= James Potter (baseball) =

American baseball executive (1864–1934)

James Potter (April 7, 1864 – April 15, 1934) was an American businessman who served as president of the Philadelphia Phillies from 1903 to 1904.

==Early life==
Potter was born in Savannah, Georgia, on April 7, 1864, to John Hamilton and Alice Beirne (Steimbergen) Potter. His father was a United States Civil War veteran who served with the Confederate States Army. Potter was educated in Baltimore and at St. Paul's School in Concord, New Hampshire. He attended Princeton University, but left after his junior year. On June 4, 1885, he married Elizabeth Perkins Sturgis.
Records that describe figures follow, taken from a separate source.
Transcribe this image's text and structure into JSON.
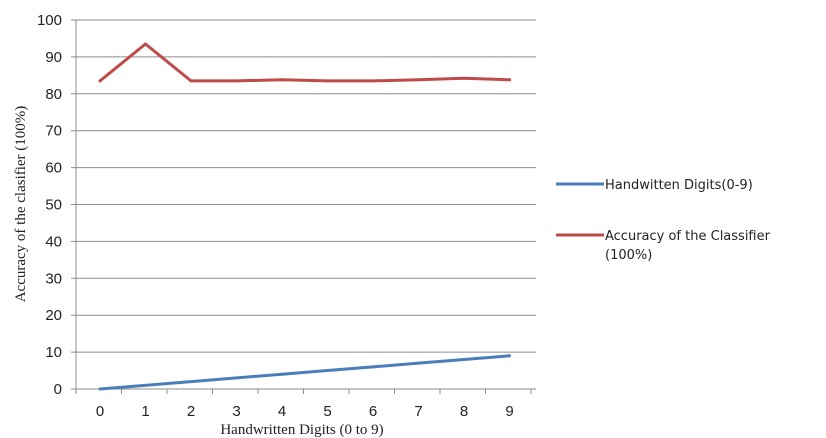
{
  "chart_data": {
    "type": "line",
    "x": [
      0,
      1,
      2,
      3,
      4,
      5,
      6,
      7,
      8,
      9
    ],
    "xticks": [
      "0",
      "1",
      "2",
      "3",
      "4",
      "5",
      "6",
      "7",
      "8",
      "9"
    ],
    "yticks": [
      "0",
      "10",
      "20",
      "30",
      "40",
      "50",
      "60",
      "70",
      "80",
      "90",
      "100"
    ],
    "ylim": [
      0,
      100
    ],
    "xlabel": "Handwritten Digits (0 to 9)",
    "ylabel": "Accuracy of the clasifier (100%)",
    "grid": "horizontal",
    "legend_position": "right",
    "series": [
      {
        "name": "Handwitten Digits(0-9)",
        "legend_lines": [
          "Handwitten Digits(0-9)"
        ],
        "color": "#4a7ebb",
        "values": [
          0,
          1,
          2,
          3,
          4,
          5,
          6,
          7,
          8,
          9
        ]
      },
      {
        "name": "Accuracy of the Classifier (100%)",
        "legend_lines": [
          "Accuracy of the Classifier",
          "(100%)"
        ],
        "color": "#be4b48",
        "values": [
          83.5,
          93.5,
          83.5,
          83.5,
          83.8,
          83.5,
          83.5,
          83.8,
          84.2,
          83.8
        ]
      }
    ]
  }
}
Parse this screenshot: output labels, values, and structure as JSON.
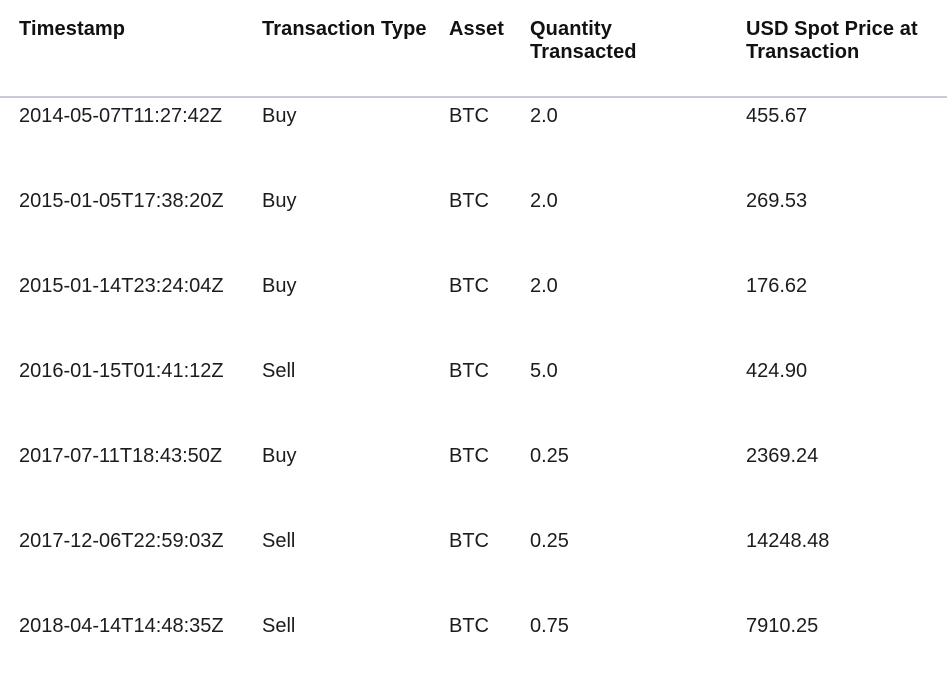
{
  "table": {
    "headers": [
      "Timestamp",
      "Transaction Type",
      "Asset",
      "Quantity Transacted",
      "USD Spot Price at Transaction"
    ],
    "rows": [
      [
        "2014-05-07T11:27:42Z",
        "Buy",
        "BTC",
        "2.0",
        "455.67"
      ],
      [
        "2015-01-05T17:38:20Z",
        "Buy",
        "BTC",
        "2.0",
        "269.53"
      ],
      [
        "2015-01-14T23:24:04Z",
        "Buy",
        "BTC",
        "2.0",
        "176.62"
      ],
      [
        "2016-01-15T01:41:12Z",
        "Sell",
        "BTC",
        "5.0",
        "424.90"
      ],
      [
        "2017-07-11T18:43:50Z",
        "Buy",
        "BTC",
        "0.25",
        "2369.24"
      ],
      [
        "2017-12-06T22:59:03Z",
        "Sell",
        "BTC",
        "0.25",
        "14248.48"
      ],
      [
        "2018-04-14T14:48:35Z",
        "Sell",
        "BTC",
        "0.75",
        "7910.25"
      ]
    ]
  }
}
They had three children: Elizabeth Sturgis, John Hamilton and Robert Sturgis Porter. On January 27, 1908, Elizabeth Sturgis Porter married Frank Polk.

==Business career==
From 1888 to 1899, Potter worked for the Baltimore and Ohio Railroad, where he rose to the position of Division Passenger Agent. He then entered the newspaper business as general manager of the Philadelphia Evening Telegraph. He then managed the Philadelphia branch of Marshall, Spader and Co., a stock brokerage firm. In 1908, Marshall, Spader and Co. closed their Philadelphia office and Potter took over management of the Public Ledger. From 1913 until his death in 1934 he was a general agent for the Cunard Line.

==Sports==
Potter won championships in both racquets and court tennis. He helped organize the Racquet Club of Philadelphia and was the club's president for its first 17 years of existence.

In 1903, Potter led a syndicate that purchased the Philadelphia Phillies from Al Reach & John Rogers. On March 3, 1903, Potter was elected president of the club. On November 30, 1904, he was succeeded as president by Bill Shettsline. On February 23, 1909, Potter sold his shares to Israel Wilson Durham.